22 Then Moses led Israel away from the Red Sea and into the Desert of Shur. For three days they walked in the desert but couldn't find any water.
Musa İsrailliler'i Kamış Denizi'nin ötesine çıkardı. Şur Çölü'ne girdiler. Çölde üç gün yol aldılarsa da su bulamadılar.
23 When they arrived at Marah, the water there was too bitter to drink. (That's why the place is called Marah.)
Mara'ya vardılar. Ama Mara'nın suyunu içemediler, çünkü su acıydı. Bu yüzden oraya Mara adı verildi.
24 So the people complained to Moses, asking, “What are we going to drink?”
Halk, “Ne içeceğiz?” diye Musa'ya yakınmaya başladı.

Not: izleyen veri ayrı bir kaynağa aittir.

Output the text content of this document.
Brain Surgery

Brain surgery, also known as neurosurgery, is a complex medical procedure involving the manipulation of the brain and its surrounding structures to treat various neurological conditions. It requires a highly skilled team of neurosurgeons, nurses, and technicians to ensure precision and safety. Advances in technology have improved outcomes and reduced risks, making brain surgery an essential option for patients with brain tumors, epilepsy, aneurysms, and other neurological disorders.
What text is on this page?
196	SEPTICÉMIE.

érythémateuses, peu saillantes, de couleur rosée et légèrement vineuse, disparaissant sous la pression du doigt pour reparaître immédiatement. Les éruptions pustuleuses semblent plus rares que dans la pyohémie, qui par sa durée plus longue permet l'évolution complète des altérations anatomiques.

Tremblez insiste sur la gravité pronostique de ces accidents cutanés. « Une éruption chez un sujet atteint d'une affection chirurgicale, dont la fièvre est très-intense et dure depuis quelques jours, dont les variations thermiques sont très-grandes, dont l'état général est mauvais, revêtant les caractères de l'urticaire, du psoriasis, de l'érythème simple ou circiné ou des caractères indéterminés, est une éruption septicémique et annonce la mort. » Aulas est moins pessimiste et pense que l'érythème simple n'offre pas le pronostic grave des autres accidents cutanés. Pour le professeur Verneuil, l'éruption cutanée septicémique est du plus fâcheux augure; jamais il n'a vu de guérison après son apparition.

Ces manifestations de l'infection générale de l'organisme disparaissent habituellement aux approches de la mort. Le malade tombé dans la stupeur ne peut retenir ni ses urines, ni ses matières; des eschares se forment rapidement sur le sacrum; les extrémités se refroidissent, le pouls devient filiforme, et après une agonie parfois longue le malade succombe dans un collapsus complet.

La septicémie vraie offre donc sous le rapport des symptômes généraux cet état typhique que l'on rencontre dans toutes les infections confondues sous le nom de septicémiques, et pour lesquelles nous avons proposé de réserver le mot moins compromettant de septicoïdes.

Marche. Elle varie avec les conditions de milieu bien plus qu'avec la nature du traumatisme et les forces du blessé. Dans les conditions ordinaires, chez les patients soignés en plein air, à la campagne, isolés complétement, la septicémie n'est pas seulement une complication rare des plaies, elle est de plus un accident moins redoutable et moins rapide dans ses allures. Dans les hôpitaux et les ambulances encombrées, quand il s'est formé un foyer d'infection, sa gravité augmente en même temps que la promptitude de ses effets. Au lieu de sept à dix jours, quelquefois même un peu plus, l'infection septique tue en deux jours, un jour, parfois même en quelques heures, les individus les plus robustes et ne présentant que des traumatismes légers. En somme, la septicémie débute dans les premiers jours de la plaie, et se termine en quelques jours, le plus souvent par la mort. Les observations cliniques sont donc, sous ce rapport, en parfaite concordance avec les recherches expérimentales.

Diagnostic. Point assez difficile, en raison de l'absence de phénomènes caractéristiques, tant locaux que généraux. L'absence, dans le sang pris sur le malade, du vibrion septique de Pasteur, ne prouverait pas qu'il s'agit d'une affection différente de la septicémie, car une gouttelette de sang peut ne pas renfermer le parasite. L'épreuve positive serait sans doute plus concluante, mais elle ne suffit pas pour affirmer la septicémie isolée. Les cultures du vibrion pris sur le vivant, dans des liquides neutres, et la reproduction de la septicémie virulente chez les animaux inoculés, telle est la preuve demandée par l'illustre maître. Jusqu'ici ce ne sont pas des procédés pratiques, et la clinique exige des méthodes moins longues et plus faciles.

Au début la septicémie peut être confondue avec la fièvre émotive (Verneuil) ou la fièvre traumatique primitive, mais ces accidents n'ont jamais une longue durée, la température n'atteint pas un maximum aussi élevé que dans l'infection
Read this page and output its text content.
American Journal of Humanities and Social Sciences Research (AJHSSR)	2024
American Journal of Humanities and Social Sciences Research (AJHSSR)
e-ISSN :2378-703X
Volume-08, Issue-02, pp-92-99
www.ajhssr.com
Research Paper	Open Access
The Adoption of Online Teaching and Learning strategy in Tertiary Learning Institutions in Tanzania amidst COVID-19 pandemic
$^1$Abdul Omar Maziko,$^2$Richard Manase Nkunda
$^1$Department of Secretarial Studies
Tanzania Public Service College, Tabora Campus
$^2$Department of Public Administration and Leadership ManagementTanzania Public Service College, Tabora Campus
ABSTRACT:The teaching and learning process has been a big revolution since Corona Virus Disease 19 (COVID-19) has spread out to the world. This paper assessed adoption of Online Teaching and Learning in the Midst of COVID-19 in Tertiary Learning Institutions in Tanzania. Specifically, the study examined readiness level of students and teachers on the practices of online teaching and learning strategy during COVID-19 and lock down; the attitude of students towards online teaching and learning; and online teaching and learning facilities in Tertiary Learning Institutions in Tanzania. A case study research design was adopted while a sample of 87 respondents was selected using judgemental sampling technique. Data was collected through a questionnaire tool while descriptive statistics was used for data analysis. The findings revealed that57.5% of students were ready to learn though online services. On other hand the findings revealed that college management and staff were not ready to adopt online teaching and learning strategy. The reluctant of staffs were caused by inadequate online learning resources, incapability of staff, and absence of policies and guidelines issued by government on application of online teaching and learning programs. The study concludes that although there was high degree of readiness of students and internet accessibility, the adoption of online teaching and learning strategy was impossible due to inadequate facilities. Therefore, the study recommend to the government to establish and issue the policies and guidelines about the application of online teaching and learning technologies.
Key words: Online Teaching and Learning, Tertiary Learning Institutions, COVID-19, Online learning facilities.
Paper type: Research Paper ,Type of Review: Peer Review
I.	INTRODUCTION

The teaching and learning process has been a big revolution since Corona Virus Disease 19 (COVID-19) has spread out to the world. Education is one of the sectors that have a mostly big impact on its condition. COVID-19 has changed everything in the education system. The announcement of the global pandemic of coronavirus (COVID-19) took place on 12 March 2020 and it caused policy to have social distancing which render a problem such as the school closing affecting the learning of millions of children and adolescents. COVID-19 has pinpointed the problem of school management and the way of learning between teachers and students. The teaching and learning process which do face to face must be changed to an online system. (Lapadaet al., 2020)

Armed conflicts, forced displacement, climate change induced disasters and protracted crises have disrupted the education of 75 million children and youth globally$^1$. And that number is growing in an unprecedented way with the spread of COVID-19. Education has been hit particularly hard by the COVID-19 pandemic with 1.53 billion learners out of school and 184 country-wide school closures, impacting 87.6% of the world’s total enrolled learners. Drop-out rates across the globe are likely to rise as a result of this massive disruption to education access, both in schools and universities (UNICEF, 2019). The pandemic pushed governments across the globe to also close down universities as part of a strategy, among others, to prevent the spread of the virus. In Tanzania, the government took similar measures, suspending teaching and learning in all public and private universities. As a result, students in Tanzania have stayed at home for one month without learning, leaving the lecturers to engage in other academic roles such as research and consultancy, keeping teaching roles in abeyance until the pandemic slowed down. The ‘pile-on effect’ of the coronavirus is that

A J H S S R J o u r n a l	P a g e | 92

25 Moses called out to the Lord for help, and the Lord showed him a piece of wood. When he threw it into the water, it became sweet. There the Lord gave them rules and instructions and also tested their loyalty to him.
Musa RAB'be yakardı. RAB ona bir ağaç parçası gösterdi. Musa onu suya atınca sular tatlı oldu. Orada RAB onlar için bir kural ve ilke koydu, hepsini sınadı.
26 He told them, “If you pay attention to what the Lord your God says, do what is right in his sight, obey his commands, and keep all his regulations, then I will not make you suffer from any of the diseases I gave the Egyptians because I am the Lord who heals you.”
“Ben, Tanrınız RAB'bin sözünü dikkatle dinler, gözümde doğru olanı yapar, buyruklarıma kulak verir, bütün kurallarıma uyarsanız, Mısırlılar'a verdiğim hastalıkların hiçbirini size vermeyeceğim” dedi, “Çünkü size şifa veren RAB benim.”
27 Then they traveled on to Elim, which had twelve springs of water and seventy palm trees. They set up camp there beside the water.
Sonra Elim'e gittiler. Orada on iki su kaynağı, yetmiş hurma ağacı vardı. Su kıyısında konakladılar.